If the single game in Madden is like playing a single scenario in a strategy game (think one map of Advance Wars, for example), then the rest of the “tactical RPG” structure of the game is in the franchise mode. Here, the game allows the user to create a team and play that team through multiple simulated NFL seasons. As the manager of the team, you can either start with the roster of an actual team, or you can hold a draft and populate the initial rosters from the pool of currently active NFL players. Then, each year, you gain new players from a simulated college draft and you can also build your roster by trading players and signing free agents. Roster management is analogous to party management in a more traditional RPG.

But wait! There is more. The franchise mode also tracks the performance of your roster in the various practice modes, pre-season training camp, pre-season games, and regular season games. At fixed intervals, your players will move through a progression and get steadily better or worse depending on how well you play them. In some cases, the simulation engine picks the effect that this progression has on their character attributes. In other cases, you can play mini-games and win points to assign by yourself. The combination of the huge spreadsheet of stats and control over how those stats progress over time is apparently exactly what all the hard core CRPG players live for. Well, in Madden you can play through up to 30 seasons of simulated football goodness, and get the cool “I won the Super Bowl and I’m going to Disney Land” cut scene for your trouble.

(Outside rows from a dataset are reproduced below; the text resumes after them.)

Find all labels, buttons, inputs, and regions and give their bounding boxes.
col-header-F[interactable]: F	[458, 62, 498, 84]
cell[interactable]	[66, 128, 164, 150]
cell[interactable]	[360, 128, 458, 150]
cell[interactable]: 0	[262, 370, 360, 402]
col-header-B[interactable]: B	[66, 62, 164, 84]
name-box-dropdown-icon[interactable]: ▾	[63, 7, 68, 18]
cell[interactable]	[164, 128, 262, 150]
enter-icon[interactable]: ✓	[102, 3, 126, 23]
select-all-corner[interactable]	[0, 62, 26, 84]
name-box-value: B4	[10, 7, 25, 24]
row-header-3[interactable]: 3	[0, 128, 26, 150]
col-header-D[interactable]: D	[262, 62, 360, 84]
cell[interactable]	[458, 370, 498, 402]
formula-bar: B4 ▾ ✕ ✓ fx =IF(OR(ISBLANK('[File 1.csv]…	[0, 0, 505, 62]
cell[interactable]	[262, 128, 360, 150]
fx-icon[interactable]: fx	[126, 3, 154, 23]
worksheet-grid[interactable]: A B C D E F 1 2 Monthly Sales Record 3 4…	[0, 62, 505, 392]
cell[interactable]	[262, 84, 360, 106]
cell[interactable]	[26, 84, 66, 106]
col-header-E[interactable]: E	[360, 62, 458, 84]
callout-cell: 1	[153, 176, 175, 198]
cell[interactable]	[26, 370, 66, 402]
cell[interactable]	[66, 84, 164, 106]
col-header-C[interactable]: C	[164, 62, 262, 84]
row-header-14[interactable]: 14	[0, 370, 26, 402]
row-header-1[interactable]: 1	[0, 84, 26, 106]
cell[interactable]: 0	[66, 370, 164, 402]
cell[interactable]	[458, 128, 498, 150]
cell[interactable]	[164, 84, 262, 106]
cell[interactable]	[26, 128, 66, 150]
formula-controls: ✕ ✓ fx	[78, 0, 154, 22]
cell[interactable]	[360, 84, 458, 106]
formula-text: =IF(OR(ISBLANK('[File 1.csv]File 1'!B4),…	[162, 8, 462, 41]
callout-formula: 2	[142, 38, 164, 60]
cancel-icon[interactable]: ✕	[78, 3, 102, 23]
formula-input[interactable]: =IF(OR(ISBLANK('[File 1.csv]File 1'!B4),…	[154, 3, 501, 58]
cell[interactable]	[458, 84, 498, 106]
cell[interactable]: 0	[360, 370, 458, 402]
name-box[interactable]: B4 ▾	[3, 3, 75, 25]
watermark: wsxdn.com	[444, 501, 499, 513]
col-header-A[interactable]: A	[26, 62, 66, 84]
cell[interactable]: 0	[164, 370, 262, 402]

The only major RPG element missing from this mix is a pre-written linear narrative that has any structure besides that of a football season. But given what I’ve seen in RPG narratives, I don’t think the game is really missing that much in this department either.

So, the next time you are feeling that T-or-SRPG urge, and the shelves of the local Gamestop are stocked with nothing but shooters, fear not. Just head to the bargain bin and pick up Madden 2004 or 2005 and go to it. You’ll have to work pretty hard to find a better stats-based simulated RPG experience, in my humble opinion. The football part is fun too.

This entry is part of the September, 2005 Blogs of the Round Table. Please visit the Round Table’s Main Hall for links to all entries.

 

2 Responses to “Madden NFL: Hour of the Phantom Dark Fantasy Kingdom Tactics”

  1. peterb says:

    Since trackbacks are somewhat spotty here at “Hi, we are running really lousy weblog software” city, I wanted to point out two other writers who have commented on the same topic recently:

    Chris Bateman at _Only a Game_ brings his usual thorough analytical style to this topic in “When Sports & RPGs Collide” (http://onlyagame.typepad.com/only_a_game/2005/09/sport_rpgs.html), and Corvus at _Man Bytes Blog_ suggests a roundtable on the subject (http://blog.pjsattic.com/corvus/2005/09/forgive-my-tardiness/). Be sure to read his entry on NFL Hitz, which covers some of same ground (did you know that games are always better if they have a “z” in the title? It’s true!)

    -peterb

  2. CorvusE says:

    Welcome to the Round Table and thanks for participating!